MiRNA targets were predicted through the use of QIAGEN Ingenuity Pathway Analysis (IPA, QIAGEN Inc. https://www.qiagenbioinformatics.com/products/ingenuity-pathway-analysis). DEmiRs were imported into the IPA miRNA target filter, and target interactions with moderate or high confidence and experimentally observed interactions were selected for analysis. Gene ontology (GO) enrichment was performed using built-in IPA tools with DEmiRs.

miEAA analysis

miRNA enrichment analysis and annotation (miEAA) was used to develop gene ontology for the miRNA profile (Aparicio-Puerta et al., 2023). Upregulated and downregulated miRNAs were loaded together into miEAA software and were indexed by the Wald statistic generated from DESeq2. Significant pathways were determined by miEAA software through https://ccb-compute2.cs.uni-saarland.de/mieaa/ with an RNADisease repository, miRWalk V2.0, and GO annotations.
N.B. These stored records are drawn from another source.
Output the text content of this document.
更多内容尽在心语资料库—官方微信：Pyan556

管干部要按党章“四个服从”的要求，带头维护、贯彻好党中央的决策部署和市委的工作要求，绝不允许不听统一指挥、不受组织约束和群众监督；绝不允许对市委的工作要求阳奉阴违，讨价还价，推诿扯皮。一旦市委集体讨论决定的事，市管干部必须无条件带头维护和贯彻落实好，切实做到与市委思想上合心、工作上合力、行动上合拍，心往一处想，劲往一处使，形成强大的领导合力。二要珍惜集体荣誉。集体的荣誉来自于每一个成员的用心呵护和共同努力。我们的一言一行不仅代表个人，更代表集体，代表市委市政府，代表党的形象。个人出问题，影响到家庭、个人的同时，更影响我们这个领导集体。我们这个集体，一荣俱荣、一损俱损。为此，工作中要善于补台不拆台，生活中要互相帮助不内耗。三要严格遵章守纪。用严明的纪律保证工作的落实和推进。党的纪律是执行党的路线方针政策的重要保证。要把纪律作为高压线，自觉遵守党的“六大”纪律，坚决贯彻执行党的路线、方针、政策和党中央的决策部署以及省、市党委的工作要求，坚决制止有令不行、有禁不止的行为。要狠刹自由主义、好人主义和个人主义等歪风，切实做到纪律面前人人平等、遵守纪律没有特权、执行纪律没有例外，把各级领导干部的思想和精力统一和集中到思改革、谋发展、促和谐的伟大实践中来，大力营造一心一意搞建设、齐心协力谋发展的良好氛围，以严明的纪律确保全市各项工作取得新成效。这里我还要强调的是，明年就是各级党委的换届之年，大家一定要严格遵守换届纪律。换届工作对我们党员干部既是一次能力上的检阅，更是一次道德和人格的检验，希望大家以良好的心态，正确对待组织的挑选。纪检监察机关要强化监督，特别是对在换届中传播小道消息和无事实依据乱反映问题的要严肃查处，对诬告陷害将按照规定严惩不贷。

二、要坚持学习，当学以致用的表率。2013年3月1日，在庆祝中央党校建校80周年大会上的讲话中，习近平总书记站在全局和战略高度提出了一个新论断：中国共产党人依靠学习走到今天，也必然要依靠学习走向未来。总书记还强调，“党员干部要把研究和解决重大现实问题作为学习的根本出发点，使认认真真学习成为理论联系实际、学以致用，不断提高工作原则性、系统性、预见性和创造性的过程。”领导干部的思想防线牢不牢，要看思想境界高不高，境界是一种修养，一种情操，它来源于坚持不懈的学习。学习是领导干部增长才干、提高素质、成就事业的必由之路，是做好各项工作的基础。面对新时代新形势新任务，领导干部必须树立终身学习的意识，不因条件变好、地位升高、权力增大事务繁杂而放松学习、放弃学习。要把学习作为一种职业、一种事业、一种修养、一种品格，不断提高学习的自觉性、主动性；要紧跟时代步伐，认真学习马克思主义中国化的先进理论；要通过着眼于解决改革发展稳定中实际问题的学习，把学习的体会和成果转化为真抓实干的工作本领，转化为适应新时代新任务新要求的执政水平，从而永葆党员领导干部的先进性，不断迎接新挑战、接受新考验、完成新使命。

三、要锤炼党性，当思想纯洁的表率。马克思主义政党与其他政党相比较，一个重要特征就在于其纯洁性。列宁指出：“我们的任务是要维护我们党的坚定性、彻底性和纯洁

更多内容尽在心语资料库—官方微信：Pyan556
Pathways with p-adjusted values < 0.05 were considered significant. Upset plots were built using UpSetR (Conway et al., 2017) in R. Ggvenn (https://github.com/yanlinlin82/ggvenn) was used to generate Venn diagrams based on miEAA data (GitHub, Inc.). Annotations from RNADisease v4.0 (Chen et al., 2023) were used to generate sets of miRNAs related to pancreatic cancer (keywords: “pancreatic adenocarcinoma,” “pancreatic cancer,” “pancreatic ductal adenocarcinoma,” and “pancreatic carcinoma”) and risk factors associated with pancreatic cancer (keywords: “nicotine consumption/nicotine addiction,” “diabetes,” “obesity,” “pancreatitis,” “acute pancreatitis,” “chronic pancreatitis,” and “metabolic syndrome”). The intersection between the DEmiRs generated from GS and GR cells, miRNAs annotated for risk factors for PDAC, and miRNAs annotated for PDAC (15 miRNAs) were used for further analysis in patient samples.

GeneHancer and UniProt associations

Data from the GeneHancer database (Fishilevich et al., 2017) utilizing Gene Cards (https://www.genecards.org/) were searched for birc5 (surviving) promoter and enhancer regions. All proteins with binding sites on regions scored for birc5 expression interactions were considered (552 proteins in total). Duplicate proteins were removed from the dataset before comparison. Member protein families from the UniProt database were included with tags matching: “Polypyrimidine track binding” (39), “hnRNP” (131), “snRNP” (175), or “serine/arginine-rich splicing factor” (60). The criteria for selection were 1) human proteins, 2) ability to be visualized at the protein level, and 3) an annotation score of 5. All data lists will be made available upon request.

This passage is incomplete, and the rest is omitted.